Investors Beware: Dollar Cost Averaging Deadly
By Moe Zulfiqar for Daily Gains Letter |
If the price of a stock or any other financial instrument is headed downward, should you buy more or sell? Investors are faced with this question every single day when they see their holdings decline in value. In situations like these, investors sometimes make a mistake of buying more of something when they should have been selling it—this is often referred to as dollar cost averaging.
At the very core, dollar cost averaging is simply buying a security constantly regardless of the price. The idea behind this method is very simple: investors don’t really have to worry about market timing or getting into a stock at the right price. This strategy can be used as a way to accumulate a security over time.

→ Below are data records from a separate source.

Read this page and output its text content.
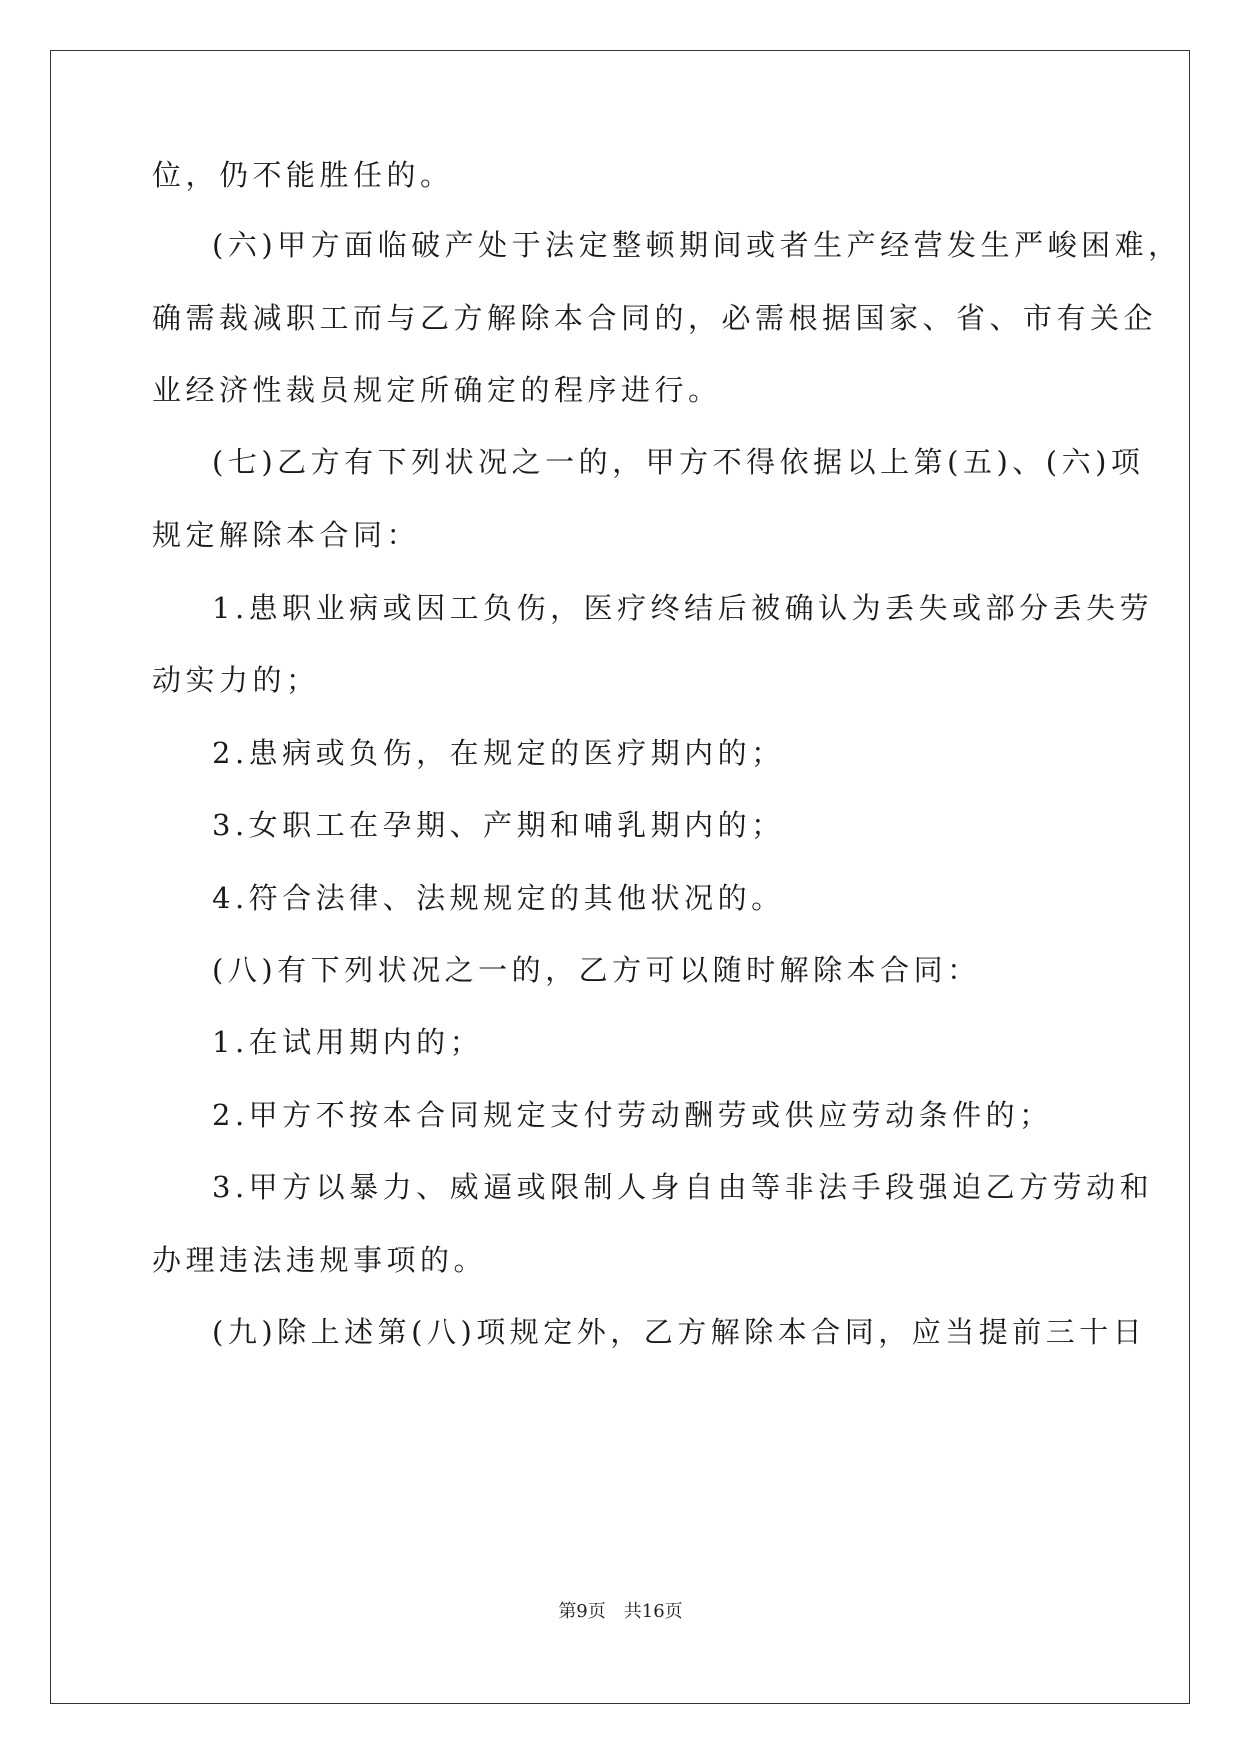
位，仍不能胜任的。
(六)甲方面临破产处于法定整顿期间或者生产经营发生严峻困难，
确需裁减职工而与乙方解除本合同的，必需根据国家、省、市有关企
业经济性裁员规定所确定的程序进行。
(七)乙方有下列状况之一的，甲方不得依据以上第(五)、(六)项
规定解除本合同：
1.患职业病或因工负伤，医疗终结后被确认为丢失或部分丢失劳
动实力的；
2.患病或负伤，在规定的医疗期内的；
3.女职工在孕期、产期和哺乳期内的；
4.符合法律、法规规定的其他状况的。
(八)有下列状况之一的，乙方可以随时解除本合同：
1.在试用期内的；
2.甲方不按本合同规定支付劳动酬劳或供应劳动条件的；
3.甲方以暴力、威逼或限制人身自由等非法手段强迫乙方劳动和
办理违法违规事项的。
(九)除上述第(八)项规定外，乙方解除本合同，应当提前三十日
第9页 共16页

If an investor buys a stock while it’s going down, their thinking is that the average cost will decrease, and they will be able to profit more once the price rebounds a little—the price doesn’t have to return to the same point it was at before.
Look at it this way; you buy shares of ABC Inc. at $10.00 each. A few weeks later, you find that the price has gone down to $8.00—a 20% decline in value. You go ahead and buy even more shares. Now, if you take the average of the two prices you paid for ABC shares, you will find that your cost is actually $9.00—your cost has gone down by buying the stock at a lower price.
With this comes one question: does buying more when something is falling in price really add any value to your portfolio or reduce the risk? The cold hard truth is no.
While most investors may not realize this, so-called “dollar cost averaging” actually increases an investor’s exposure to risk.
Think about the example above with ABC Inc.; if an investor continues to buy more shares of ABC when its price is falling, they are simply increasing the risk in their portfolio. Remember, you must try to diversify your portfolio in order to make it immune to market fluctuations. In this example of dollar cost averaging, the investor doesn’t diversify; instead, they add more to one stock. Before buying, ask yourself this one question: while the prices are going lower, what happens if the price keeps going lower?
In addition to increasing risk in the portfolio, dollar cost averaging also increases transaction costs. Let’s return to our example above. An investor buys ABC Inc. shares at $10.00, and then bought at $8.00 again; this investor’s broker charges $10.00 per trade. This investor’s total transaction cost for ABC shares will be $20.00; on top of this, they still have a loss of $1.00 per share.
What dollar cost averaging essentially does is kill an investor’s profitability and increase their losses—even if they don’t buy more shares as the price goes lower.
Instead of making a mistake of buying more when the price of a stock is falling, investors must think long term and know that there will be fluctuations in the market. They should focus on asset allocation to keep their portfolio in line with their long-term targets. Constantly buying when a stock’s price is in a freefall is like trying to catch a falling knife—the end results will be a loss to the investor’s portfolio, delaying them from reaching their long-term goal.